Unlike traditional radio towers, Owens said the proposed sites are intended to support multiple public safety and communications needs.
He said he’s a Rutherford County native and understands the terrain and the need in more remote areas.
“So if we’re going to put a VIPER tower there, then we can put the broadband on there,” Owens said. “We can also put commercial space to some of the cell phone providers as well and allow them to expand cell phone coverage into some of these areas in western North Carolina where cell phone coverage is not great.”

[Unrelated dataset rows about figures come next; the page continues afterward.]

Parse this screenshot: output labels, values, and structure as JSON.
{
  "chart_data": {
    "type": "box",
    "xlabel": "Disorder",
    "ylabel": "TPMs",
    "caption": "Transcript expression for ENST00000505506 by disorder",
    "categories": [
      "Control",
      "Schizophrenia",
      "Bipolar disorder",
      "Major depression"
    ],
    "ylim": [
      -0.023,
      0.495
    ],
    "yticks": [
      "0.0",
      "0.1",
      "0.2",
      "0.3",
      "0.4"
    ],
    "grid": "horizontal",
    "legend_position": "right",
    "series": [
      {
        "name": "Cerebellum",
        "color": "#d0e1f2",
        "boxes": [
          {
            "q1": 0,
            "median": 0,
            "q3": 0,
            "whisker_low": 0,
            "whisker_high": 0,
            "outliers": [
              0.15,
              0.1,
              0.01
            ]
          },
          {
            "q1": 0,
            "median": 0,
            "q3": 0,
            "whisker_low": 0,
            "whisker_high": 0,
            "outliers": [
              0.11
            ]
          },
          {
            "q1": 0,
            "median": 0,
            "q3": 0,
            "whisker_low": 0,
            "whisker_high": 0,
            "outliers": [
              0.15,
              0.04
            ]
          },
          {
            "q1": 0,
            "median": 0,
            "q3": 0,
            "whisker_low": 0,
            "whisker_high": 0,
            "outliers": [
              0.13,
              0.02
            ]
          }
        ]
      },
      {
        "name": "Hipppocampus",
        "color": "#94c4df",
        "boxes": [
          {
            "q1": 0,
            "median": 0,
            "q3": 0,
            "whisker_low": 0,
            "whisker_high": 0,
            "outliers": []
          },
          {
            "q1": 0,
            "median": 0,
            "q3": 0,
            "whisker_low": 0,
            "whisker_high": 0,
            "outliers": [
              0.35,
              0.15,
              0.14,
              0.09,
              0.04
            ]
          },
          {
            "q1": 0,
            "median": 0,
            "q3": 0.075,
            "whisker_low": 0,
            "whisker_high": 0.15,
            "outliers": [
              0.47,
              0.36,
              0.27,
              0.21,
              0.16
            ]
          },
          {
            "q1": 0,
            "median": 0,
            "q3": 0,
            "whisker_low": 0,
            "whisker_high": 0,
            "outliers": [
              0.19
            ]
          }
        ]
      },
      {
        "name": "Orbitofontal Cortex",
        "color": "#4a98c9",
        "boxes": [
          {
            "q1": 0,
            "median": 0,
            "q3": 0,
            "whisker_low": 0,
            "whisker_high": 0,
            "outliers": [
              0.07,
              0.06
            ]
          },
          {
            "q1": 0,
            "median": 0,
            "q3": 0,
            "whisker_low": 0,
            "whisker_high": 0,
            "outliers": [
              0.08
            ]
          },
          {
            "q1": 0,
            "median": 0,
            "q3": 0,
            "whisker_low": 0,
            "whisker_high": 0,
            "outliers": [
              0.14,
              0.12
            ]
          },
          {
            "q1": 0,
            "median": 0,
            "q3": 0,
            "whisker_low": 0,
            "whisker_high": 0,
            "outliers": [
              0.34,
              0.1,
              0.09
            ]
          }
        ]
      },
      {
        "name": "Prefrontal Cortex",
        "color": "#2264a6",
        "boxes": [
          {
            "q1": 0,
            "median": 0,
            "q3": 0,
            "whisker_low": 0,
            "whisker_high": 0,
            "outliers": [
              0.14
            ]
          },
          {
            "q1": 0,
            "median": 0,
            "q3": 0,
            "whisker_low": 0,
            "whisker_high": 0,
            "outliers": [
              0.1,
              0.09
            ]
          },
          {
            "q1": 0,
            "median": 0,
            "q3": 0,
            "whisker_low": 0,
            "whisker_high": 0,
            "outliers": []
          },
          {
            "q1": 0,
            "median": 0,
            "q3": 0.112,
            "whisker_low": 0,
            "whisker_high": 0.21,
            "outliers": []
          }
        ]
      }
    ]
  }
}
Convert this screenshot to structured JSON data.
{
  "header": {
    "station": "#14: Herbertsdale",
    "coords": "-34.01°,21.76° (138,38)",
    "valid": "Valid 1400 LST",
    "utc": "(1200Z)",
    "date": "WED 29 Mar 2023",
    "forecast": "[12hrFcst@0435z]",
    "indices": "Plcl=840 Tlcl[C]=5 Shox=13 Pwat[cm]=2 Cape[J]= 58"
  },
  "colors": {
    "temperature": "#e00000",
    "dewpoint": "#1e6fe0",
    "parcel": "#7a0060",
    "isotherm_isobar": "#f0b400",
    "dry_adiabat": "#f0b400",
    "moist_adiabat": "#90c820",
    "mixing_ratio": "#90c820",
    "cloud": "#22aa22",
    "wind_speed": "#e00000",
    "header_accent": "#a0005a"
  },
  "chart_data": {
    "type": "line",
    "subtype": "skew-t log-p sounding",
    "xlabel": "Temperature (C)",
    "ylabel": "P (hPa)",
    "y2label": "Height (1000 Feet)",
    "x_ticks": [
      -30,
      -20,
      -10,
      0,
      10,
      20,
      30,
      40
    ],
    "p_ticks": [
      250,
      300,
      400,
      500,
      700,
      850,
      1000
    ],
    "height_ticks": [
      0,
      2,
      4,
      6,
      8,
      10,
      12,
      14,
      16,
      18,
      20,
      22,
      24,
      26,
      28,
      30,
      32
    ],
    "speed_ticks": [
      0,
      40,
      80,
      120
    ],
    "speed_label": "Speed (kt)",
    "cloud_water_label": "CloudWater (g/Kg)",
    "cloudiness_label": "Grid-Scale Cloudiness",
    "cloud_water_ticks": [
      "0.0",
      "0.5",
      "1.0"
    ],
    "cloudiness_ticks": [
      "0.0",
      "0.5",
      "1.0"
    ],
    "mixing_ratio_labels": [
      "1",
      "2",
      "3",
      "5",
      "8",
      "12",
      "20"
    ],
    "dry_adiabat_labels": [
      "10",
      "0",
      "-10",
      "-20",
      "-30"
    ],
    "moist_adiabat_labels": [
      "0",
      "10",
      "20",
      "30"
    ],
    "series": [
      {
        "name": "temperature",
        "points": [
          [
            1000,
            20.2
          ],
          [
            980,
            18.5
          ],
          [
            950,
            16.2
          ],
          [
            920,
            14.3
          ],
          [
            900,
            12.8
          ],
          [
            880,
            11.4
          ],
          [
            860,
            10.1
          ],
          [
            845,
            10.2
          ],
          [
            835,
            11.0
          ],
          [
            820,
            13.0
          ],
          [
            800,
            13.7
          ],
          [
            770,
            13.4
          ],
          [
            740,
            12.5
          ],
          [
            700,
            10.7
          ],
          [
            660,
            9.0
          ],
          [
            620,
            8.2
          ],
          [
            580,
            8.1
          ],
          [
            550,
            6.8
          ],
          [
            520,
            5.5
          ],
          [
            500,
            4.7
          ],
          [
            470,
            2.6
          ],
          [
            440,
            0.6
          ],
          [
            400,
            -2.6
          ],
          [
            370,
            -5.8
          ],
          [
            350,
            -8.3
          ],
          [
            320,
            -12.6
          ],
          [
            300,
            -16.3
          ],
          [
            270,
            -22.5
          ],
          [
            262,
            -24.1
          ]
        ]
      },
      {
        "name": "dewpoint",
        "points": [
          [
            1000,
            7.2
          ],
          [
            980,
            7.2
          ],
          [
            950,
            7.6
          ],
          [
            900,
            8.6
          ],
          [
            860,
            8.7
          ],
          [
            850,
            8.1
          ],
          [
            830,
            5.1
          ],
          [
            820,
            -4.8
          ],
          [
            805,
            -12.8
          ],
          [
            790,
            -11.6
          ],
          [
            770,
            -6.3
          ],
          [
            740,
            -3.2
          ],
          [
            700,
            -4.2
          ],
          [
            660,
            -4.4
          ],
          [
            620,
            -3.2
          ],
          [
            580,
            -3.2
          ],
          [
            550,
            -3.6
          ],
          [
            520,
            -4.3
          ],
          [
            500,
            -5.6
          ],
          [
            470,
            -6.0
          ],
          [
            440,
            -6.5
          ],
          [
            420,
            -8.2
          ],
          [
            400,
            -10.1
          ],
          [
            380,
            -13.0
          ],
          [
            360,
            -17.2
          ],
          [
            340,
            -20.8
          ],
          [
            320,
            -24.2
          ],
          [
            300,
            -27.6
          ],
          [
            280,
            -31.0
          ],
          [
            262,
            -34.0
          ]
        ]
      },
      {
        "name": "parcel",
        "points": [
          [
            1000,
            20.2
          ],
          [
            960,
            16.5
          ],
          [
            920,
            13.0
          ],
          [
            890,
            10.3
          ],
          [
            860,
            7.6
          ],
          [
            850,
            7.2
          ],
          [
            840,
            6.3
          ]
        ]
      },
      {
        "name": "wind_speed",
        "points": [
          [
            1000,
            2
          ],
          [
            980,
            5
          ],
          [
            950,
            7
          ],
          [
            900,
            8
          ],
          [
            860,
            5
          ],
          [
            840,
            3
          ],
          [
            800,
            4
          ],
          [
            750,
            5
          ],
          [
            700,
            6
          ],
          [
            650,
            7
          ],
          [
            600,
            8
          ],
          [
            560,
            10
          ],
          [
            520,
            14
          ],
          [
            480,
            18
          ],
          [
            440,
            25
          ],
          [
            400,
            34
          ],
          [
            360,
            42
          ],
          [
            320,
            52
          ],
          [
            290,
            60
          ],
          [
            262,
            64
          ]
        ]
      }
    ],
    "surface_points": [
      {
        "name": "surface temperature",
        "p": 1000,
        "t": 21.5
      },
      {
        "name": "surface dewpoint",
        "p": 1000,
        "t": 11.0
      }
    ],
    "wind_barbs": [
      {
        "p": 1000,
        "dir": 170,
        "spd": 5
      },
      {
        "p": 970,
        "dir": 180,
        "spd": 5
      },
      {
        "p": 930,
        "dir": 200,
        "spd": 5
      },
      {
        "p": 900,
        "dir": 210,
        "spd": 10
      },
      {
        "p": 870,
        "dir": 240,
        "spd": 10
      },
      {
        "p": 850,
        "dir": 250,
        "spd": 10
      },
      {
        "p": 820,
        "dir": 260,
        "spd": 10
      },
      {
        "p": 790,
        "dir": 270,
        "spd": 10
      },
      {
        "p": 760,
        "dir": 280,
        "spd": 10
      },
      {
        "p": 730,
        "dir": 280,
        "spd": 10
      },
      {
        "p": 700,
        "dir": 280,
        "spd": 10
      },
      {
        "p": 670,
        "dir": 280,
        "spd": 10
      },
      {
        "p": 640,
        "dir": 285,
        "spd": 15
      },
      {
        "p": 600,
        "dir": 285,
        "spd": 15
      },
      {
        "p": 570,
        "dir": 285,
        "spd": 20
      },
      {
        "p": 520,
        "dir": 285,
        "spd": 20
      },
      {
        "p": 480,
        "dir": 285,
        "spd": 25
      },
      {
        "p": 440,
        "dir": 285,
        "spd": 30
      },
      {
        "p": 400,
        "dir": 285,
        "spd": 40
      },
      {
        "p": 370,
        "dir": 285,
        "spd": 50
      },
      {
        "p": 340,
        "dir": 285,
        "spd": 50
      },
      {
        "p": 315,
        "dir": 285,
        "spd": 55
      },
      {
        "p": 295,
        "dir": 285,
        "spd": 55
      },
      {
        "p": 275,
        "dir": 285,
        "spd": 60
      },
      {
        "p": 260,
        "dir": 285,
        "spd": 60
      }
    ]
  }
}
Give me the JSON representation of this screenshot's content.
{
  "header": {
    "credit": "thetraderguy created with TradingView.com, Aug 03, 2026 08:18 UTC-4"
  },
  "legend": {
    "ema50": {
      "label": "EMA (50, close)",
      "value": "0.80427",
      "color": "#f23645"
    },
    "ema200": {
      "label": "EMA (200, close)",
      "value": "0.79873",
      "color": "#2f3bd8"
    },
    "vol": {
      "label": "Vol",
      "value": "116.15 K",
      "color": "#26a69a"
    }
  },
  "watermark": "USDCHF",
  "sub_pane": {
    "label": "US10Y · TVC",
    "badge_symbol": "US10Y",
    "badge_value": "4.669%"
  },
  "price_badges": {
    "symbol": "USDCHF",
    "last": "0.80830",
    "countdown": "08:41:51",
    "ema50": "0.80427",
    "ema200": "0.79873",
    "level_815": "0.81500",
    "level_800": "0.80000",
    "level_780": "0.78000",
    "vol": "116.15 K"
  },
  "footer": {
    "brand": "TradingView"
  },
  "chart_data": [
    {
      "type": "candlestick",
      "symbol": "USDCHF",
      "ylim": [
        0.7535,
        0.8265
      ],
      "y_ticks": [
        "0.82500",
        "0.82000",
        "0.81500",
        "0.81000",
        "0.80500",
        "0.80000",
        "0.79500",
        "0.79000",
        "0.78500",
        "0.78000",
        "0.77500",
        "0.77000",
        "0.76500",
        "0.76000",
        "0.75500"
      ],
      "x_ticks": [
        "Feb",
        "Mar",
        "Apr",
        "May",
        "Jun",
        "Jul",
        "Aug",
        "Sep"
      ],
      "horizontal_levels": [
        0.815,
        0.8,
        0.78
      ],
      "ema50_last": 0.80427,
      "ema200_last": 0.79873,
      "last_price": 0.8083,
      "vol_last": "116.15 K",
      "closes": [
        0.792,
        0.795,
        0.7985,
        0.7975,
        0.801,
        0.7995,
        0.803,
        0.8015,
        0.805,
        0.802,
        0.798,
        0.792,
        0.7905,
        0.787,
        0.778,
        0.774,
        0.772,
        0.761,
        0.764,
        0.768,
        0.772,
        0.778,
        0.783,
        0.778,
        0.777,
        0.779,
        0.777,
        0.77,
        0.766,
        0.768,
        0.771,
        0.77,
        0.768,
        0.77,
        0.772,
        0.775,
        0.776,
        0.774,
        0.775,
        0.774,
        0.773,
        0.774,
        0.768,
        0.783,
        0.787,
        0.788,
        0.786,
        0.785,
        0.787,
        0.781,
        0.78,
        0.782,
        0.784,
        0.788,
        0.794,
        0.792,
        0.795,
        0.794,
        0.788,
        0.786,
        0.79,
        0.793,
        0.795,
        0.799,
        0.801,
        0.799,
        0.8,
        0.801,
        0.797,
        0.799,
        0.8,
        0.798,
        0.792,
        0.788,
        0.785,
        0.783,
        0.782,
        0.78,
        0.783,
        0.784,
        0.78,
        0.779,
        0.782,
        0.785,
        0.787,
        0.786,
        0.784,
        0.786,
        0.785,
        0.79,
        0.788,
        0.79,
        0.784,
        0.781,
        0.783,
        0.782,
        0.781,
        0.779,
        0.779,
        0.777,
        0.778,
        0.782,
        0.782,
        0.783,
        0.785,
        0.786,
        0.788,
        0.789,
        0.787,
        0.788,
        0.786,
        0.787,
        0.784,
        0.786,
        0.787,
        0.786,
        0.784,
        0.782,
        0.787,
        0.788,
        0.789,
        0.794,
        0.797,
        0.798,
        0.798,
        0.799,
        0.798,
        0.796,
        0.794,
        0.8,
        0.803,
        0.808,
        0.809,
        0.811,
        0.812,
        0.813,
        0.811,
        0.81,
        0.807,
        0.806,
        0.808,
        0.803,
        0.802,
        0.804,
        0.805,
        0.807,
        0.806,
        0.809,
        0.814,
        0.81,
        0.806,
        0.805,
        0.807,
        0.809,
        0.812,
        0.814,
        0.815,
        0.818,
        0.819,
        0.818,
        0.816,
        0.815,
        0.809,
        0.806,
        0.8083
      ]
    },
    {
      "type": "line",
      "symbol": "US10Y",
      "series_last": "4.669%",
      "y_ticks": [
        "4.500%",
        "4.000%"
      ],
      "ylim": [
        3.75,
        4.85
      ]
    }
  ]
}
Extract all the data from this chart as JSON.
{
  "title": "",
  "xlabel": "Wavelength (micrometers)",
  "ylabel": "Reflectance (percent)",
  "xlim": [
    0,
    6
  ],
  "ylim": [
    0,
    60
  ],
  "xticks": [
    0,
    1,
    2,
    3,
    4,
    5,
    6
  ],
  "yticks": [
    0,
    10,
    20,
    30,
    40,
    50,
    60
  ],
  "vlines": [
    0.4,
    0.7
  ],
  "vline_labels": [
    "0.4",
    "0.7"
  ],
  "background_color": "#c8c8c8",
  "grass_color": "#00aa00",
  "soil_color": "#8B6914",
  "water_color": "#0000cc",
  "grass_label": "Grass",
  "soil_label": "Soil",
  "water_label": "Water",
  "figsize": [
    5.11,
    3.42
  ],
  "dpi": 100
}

Officials said the approach could strengthen emergency communications while improving broadband access and commercial wireless coverage in rural communities.
Building redundancy instead of relying on one system
Nichols said one of the most important lessons from Helene is that communications resilience depends on coordination as much as technology.
The Land of Sky Regional Council spent the past year working with 113 organizations representing emergency management, healthcare, utilities, telecommunications companies, local governments, nonprofits, and educational institutions to develop a regional communications resilience strategy.
Researchers found many organizations believed they had redundant communications because they subscribed to different wireless providers. In reality, multiple carriers often depended on the same fiber backbone.
“We thought we had multiple providers,” Nichols said. “It turns out they were all kind of piggybacked on the same backbone infrastructure.”
The regional plan recommends creating stronger partnerships before disasters occur, expanding backup communications, improving public messaging, developing resilience hubs, strengthening infrastructure, and improving coordination among government agencies and private providers.
“The central recommendation we have is to build the framework, not just the equipment,” Nichols said. “We do not have a recommendation that just throws money at a lot of various projects, but creates a system where we all can coordinate and work together at its heart.”
Owens said the Highway Patrol has already upgraded portions of the VIPER network since Helene, including automatic rerouting technology designed to keep communications operating if fiber lines fail.
“This was not in place during Hurricane Helene,” Owens said. “Had it been, we would have seen probably zero downtime with the network and zero downtime with any towers because this would allow us to reroute the traffic.”
As North Carolina continues rebuilding after one of the state’s most destructive natural disasters, officials said communications infrastructure has become more than a technology issue.
For emergency responders and residents alike, they said, reliable communications are a core public safety function that determines how quickly help can be requested, coordinated, and delivered when the next disaster strikes.